Comienzo a llenar estos renglones el 23 de abril, fecha en que se conmemora al libro y a los derechos de autor. A mí me gusta, sin embargo, recordar este día apelando a los derechos de la lectura y evocar la manera en que ella "afecta" y transforma nuestras vidas. Hace unos días visitó mi casa el poeta Armando Alanís. Armando está preparando un programa audiovisual titulado "La Casa de los Libros" (de próxima aparición) y busca entrevistar a escritores para hablar de sus bibliotecas. El detonante de su proyecto es el fenómeno, cada vez mayor, de autores que no poseen libros en su casa o entorno inmediato. La ya añeja amenaza de la desaparición del libro parece que sigue rondando, pero, afortunadamente, sin cumplirse de manera total. Una anécdota viene a cuento. Hace más de dos décadas, el académico Walter Mignolo nos dijo en una clase: "en veinte años comenzaremos la interpretación del cuento de Borges ´La biblioteca de Babel´ explicando a los alumnos qué es una biblioteca". El desenlace no fue la desaparición, sino la coexistencia, la combinación de soportes digitales y materiales. De cualquier manera, la inquietud planteada por Armando permanece. ¿Cuántas bibliotecas personales existen en la actualidad? No tengo ni los datos ni la imaginación para aventurar una respuesta más o menos precisa; pero sospecho que no son pocas, y cada una responde a las búsquedas y pasiones de sus dueños, al tiempo y sacrificios invertidos.
Al ordenar mis libros para la entrevista, recordé cómo habían llegado a mis manos y de qué manera los había leído. Encontré otros que suponía irremediablemente perdidos. Uno de ellos era, paradójicamente, Los libros en mi vida, de Henry Miller: primera entrega de un gigantesco proyecto de autobiografía lectora, en donde Miller recordaría los libros y autores que lo habían formado y definido como escritor.

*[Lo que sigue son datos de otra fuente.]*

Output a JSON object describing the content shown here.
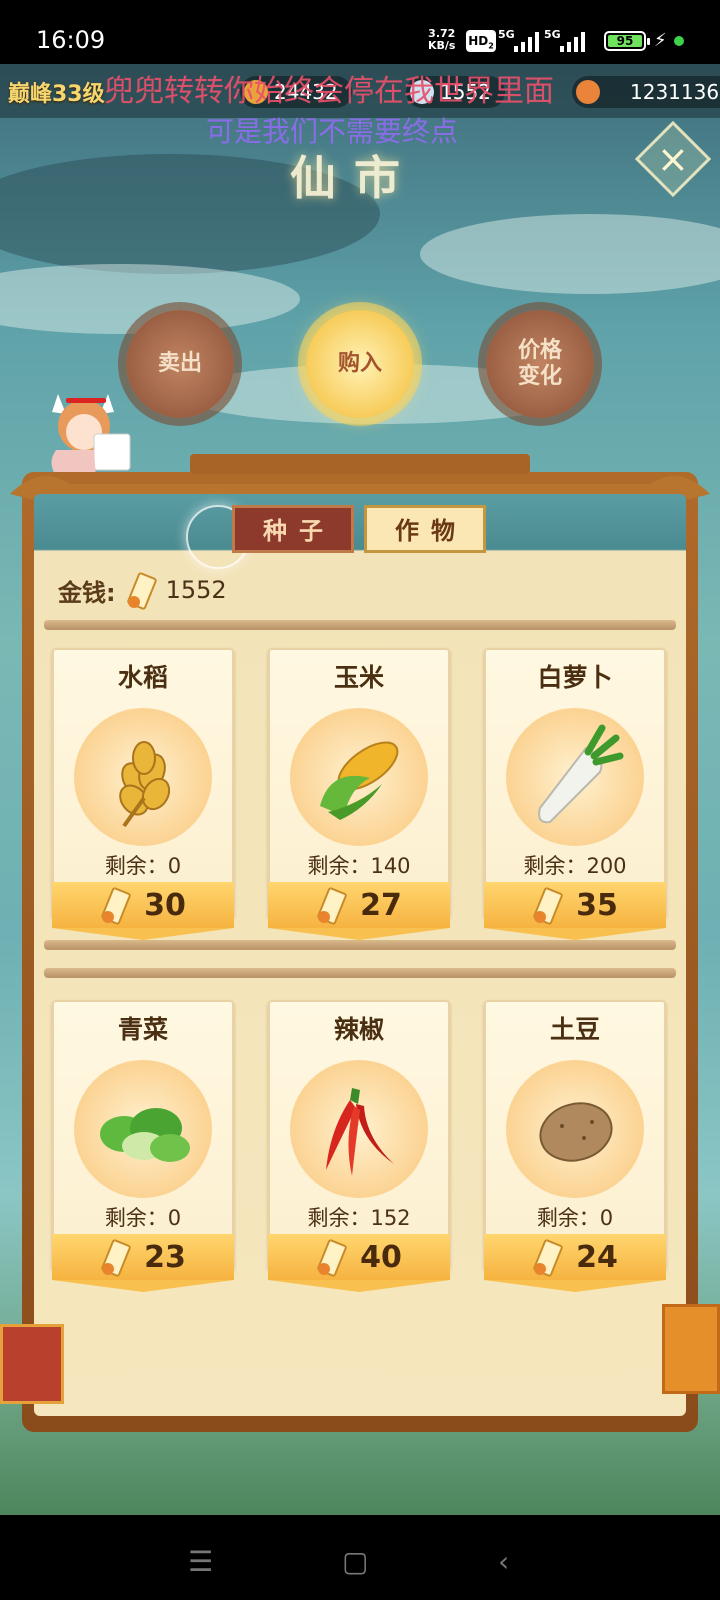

En algún momento de la entrevista, Armando me preguntó por el primer libro que había comprado y le mostré una edición muy sencilla y popular de Así habló Zaratustra, de Nietzsche, que compré, en la adolescencia, en un mercado. No podría afirmar que el nivel de comprensión de mi primera lectura de ese libro fuera alto, pero sí lo suficientemente perturbadora para impulsarme a buscar más libros y datos sobre el autor y el tema. Y creo que así fui armando mi biblioteca, como una red subterránea de relaciones entre libros, autores y búsquedas personales. No hubiera podido avanzar en esta empresa sin las librerías de viejo: mis libreros resguardan volúmenes que pertenecieron a otros lectores y seguramente el mismo futuro le espera a mi biblioteca. Ellos permanecen y nosotros somos efímeros.

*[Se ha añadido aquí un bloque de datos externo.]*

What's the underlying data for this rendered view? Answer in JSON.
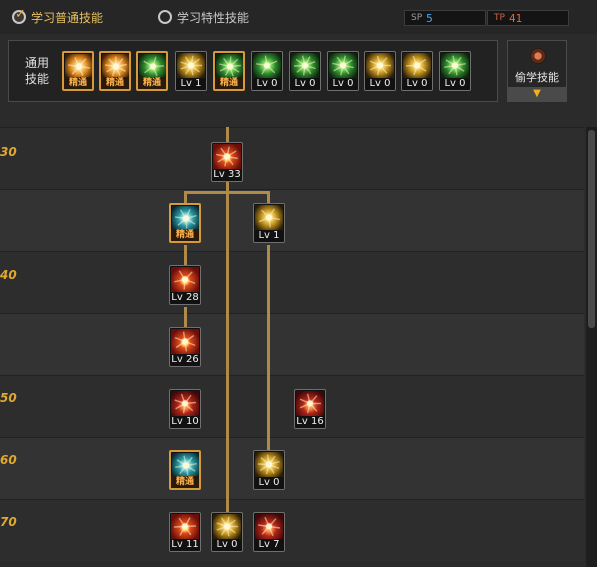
{
  "tabs": {
    "normal": {
      "label": "学习普通技能",
      "selected": true
    },
    "trait": {
      "label": "学习特性技能",
      "selected": false
    }
  },
  "sp": {
    "normal": {
      "caption": "SP",
      "value": "5",
      "color": "#4aa8f0"
    },
    "trait": {
      "caption": "TP",
      "value": "41",
      "color": "#f06030"
    }
  },
  "common": {
    "label": "通用技能",
    "skills": [
      {
        "level": "精通",
        "mastered": true,
        "icon": "sit-meditate-icon",
        "color": "orange"
      },
      {
        "level": "精通",
        "mastered": true,
        "icon": "swirl-strike-icon",
        "color": "orange"
      },
      {
        "level": "精通",
        "mastered": true,
        "icon": "leap-kick-icon",
        "color": "green"
      },
      {
        "level": "Lv 1",
        "mastered": false,
        "icon": "winged-emblem-icon",
        "color": "gold"
      },
      {
        "level": "精通",
        "mastered": true,
        "icon": "target-sigil-icon",
        "color": "green"
      },
      {
        "level": "Lv 0",
        "mastered": false,
        "icon": "crosshair-icon",
        "color": "green"
      },
      {
        "level": "Lv 0",
        "mastered": false,
        "icon": "charging-figure-icon",
        "color": "green"
      },
      {
        "level": "Lv 0",
        "mastered": false,
        "icon": "rising-figure-icon",
        "color": "green"
      },
      {
        "level": "Lv 0",
        "mastered": false,
        "icon": "eye-swirl-icon",
        "color": "gold"
      },
      {
        "level": "Lv 0",
        "mastered": false,
        "icon": "golden-aura-icon",
        "color": "gold"
      },
      {
        "level": "Lv 0",
        "mastered": false,
        "icon": "kneeling-figure-icon",
        "color": "green"
      }
    ]
  },
  "steal": {
    "label": "偷学技能",
    "icon": "steal-orb-icon"
  },
  "level_markers": [
    "30",
    "40",
    "50",
    "60",
    "70"
  ],
  "tree": {
    "skills": [
      {
        "id": "burst-strike",
        "level": "Lv 33",
        "mastered": false,
        "icon": "explosion-burst-icon",
        "color": "red"
      },
      {
        "id": "ice-claw",
        "level": "精通",
        "mastered": true,
        "icon": "ice-claw-icon",
        "color": "teal"
      },
      {
        "id": "tornado",
        "level": "Lv 1",
        "mastered": false,
        "icon": "tornado-icon",
        "color": "gold"
      },
      {
        "id": "fire-pillar",
        "level": "Lv 28",
        "mastered": false,
        "icon": "fire-pillar-icon",
        "color": "red"
      },
      {
        "id": "flame-blast",
        "level": "Lv 26",
        "mastered": false,
        "icon": "flame-blast-icon",
        "color": "red"
      },
      {
        "id": "fire-slash",
        "level": "Lv 10",
        "mastered": false,
        "icon": "fire-slash-icon",
        "color": "dred"
      },
      {
        "id": "summon-ghoul",
        "level": "Lv 16",
        "mastered": false,
        "icon": "summon-ghoul-icon",
        "color": "dred"
      },
      {
        "id": "spirit-rise",
        "level": "精通",
        "mastered": true,
        "icon": "spirit-rise-icon",
        "color": "teal"
      },
      {
        "id": "golden-burst",
        "level": "Lv 0",
        "mastered": false,
        "icon": "golden-burst-icon",
        "color": "gold"
      },
      {
        "id": "red-nova",
        "level": "Lv 11",
        "mastered": false,
        "icon": "red-nova-icon",
        "color": "red"
      },
      {
        "id": "gold-flare",
        "level": "Lv 0",
        "mastered": false,
        "icon": "gold-flare-icon",
        "color": "gold"
      },
      {
        "id": "hooded-mage",
        "level": "Lv 7",
        "mastered": false,
        "icon": "hooded-mage-icon",
        "color": "dred"
      }
    ]
  },
  "colors": {
    "accent": "#e8c060",
    "tree_line": "#b08a48",
    "level_marker": "#e0a830",
    "mastered_border": "#d69a3c"
  }
}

Confirmé esta idea a los pocos días, al visitar la librería de mí amigo Hugo en la calle Guerrero. Hugo me mostró una caja con libros que había adquirido recientemente: pertenecieron a un contador, me dijo antes de abrirla, y en espera de mi sorpresa. Había en ella primeras ediciones de obras como La crítica en la edad ateniense (1941) y El deslinde (1944), de Alfonso Reyes, con sendas dedicatorias del autor; un ejemplar de A ocho columnas, la polémica pieza teatral de Salvador Novo, también acompañada por una dedicatoria del ex miembro de los Contemporáneos. Podría seguir con la enumeración, sólo añadiré que, en el breve inventario que hicimos, existía un volumen de Elena Garro con la firma de la autora y la fecha anotada al calce: el año era 1991. Tenemos aquí, pensé, el registro de más de cincuenta años en la vida de un lector: testigo anónimo del desarrollo de medio siglo de la literatura mexicana (un periodo, para más señas, definitorio de su modernidad). Aquí está la bitácora de una persona que, por las mañanas y las tardes, y de lunes a viernes, llenaba de cifras los cuadernos de contabilidad y al fin de mes sacaba los balances, pero en sus tiempos libres leía y atesoraba cuanto ejemplar iba saliendo de las prensas. Se discute con frecuencia de la importancia de reescribir la historia de la literatura mexicana, yo añadiría a esa demanda la urgencia de visibilizar las historias de sus lectores.